OPINI  

Kolaborasi Membangun SDM Nduga

Ruben Benyamin Gwijangge, Mahasiswa Magister Kebijakan Publik Universitas Cenderawasih, Jayapura. Foto: Istimewa

Loading

Oleh Ruben Benyamin Gwijangge

Mahasiswa Magister Kebijakan Publik Universitas Cenderawasih, Jayapura 

DI TENGAH deru konflik bersenjata yang tak kunjung padam, sebuah cahaya kecil menyala di Kenyam, kota Kabupaten Nduga, Provinsi Papua Pegunungan. Cahaya itu bernama Rumah Edukasi Yembe Mileh, diprakarsai oleh seorang anak muda Nduga, Iksana Murib melengkapi Sekolah Abolau yang lebih dahulu beroperasi dari niatan tulus pendirinya. 

Meski sederhana, inisiatif yang lahir dari kerja sama kolaboratif antara pemerintah, gereja, adat, dan rakyat lahir. Kolaborasi itu berupaya menghadirkan ruang belajar bagi anak-anak yang saban tahun terpinggirkan oleh konflik dan ketidakadilan.

Rumah Edukasi Yembe Mileh menjadi bukti bahwa pendidikan bisa tetap berjalan meski dalam keterbatasan sarana, bayang-bayang konflik yang menghantui kamtibmas, dan ketidakpastian masa depan warga yang tak jauh dari bibir Taman Nasional Lorentz,  kawasan lindung terbesar di Asia Tenggara, dengan luas sekitar 2,4 juta hektar. 

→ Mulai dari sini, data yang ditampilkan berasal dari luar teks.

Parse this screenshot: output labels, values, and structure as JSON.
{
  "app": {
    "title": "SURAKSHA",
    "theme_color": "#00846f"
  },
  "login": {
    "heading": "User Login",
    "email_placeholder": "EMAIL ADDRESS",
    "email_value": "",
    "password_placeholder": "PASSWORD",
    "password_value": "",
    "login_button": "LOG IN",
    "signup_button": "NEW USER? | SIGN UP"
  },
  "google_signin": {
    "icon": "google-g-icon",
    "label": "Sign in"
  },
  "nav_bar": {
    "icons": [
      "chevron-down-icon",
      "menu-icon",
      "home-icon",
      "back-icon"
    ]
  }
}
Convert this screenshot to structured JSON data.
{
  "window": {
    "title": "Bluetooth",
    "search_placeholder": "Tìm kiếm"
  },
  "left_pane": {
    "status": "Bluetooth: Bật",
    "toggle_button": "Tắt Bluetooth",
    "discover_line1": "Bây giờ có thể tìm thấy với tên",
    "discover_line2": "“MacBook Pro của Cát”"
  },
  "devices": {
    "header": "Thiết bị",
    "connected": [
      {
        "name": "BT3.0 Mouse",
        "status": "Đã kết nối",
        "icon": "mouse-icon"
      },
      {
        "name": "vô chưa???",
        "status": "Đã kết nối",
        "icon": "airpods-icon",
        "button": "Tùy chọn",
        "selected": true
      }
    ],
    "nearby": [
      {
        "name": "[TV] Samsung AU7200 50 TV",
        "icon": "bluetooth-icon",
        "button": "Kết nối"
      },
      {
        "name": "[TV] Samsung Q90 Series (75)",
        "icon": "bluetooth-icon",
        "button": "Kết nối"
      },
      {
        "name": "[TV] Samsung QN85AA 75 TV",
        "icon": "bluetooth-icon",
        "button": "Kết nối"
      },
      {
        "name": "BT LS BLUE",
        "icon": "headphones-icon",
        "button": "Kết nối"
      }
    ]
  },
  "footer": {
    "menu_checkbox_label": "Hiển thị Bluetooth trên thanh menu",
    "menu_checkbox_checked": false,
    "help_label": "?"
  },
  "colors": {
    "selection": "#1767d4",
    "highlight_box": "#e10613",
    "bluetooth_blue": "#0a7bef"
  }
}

Inisiatif seperti ini bukan sekadar kegiatan belajar, tetapi harus menjadi sebuah tindakan perlawanan damai terhadap realitas yang mematikan harapan. Di tengah gelapnya konflik, Aboklau, Tuani Sion dan Yembe Mileh menyalakan kembali mimpi anak-anak untuk meraih masa depan.

Pengalaman sejarah sebelum lahir Nduga sebagai daerah otonom baru (DOB) dan Aboklau, Tuani Sion dan Yembe Mileh juga memberi pelajaran penting. Pelajaran dimaksud yaitu bahwa pemerintah bukan aktor tunggal dalam pembangunan sumber daya manusia (SDM). 

Untuk mengangkat derajat manusia Nduga, semua pihak (stakeholders): pemerintah, gereja, adat, dan komunitas pendidikan alternatif harus saling bergandengan tangan, merapatkan mengisi peran dan tanggung jawab secara holistik.

Single Fighter

Selama ini, pembangunan SDM sering dipahami sebagai domain pemerintah atau pemain tunggal (single fighter) dalam urusan pemimpin atau generasi berkualitas. Negara menyediakan sekolah, menggaji guru, membangun infrastruktur, dan menyusun kurikulum. 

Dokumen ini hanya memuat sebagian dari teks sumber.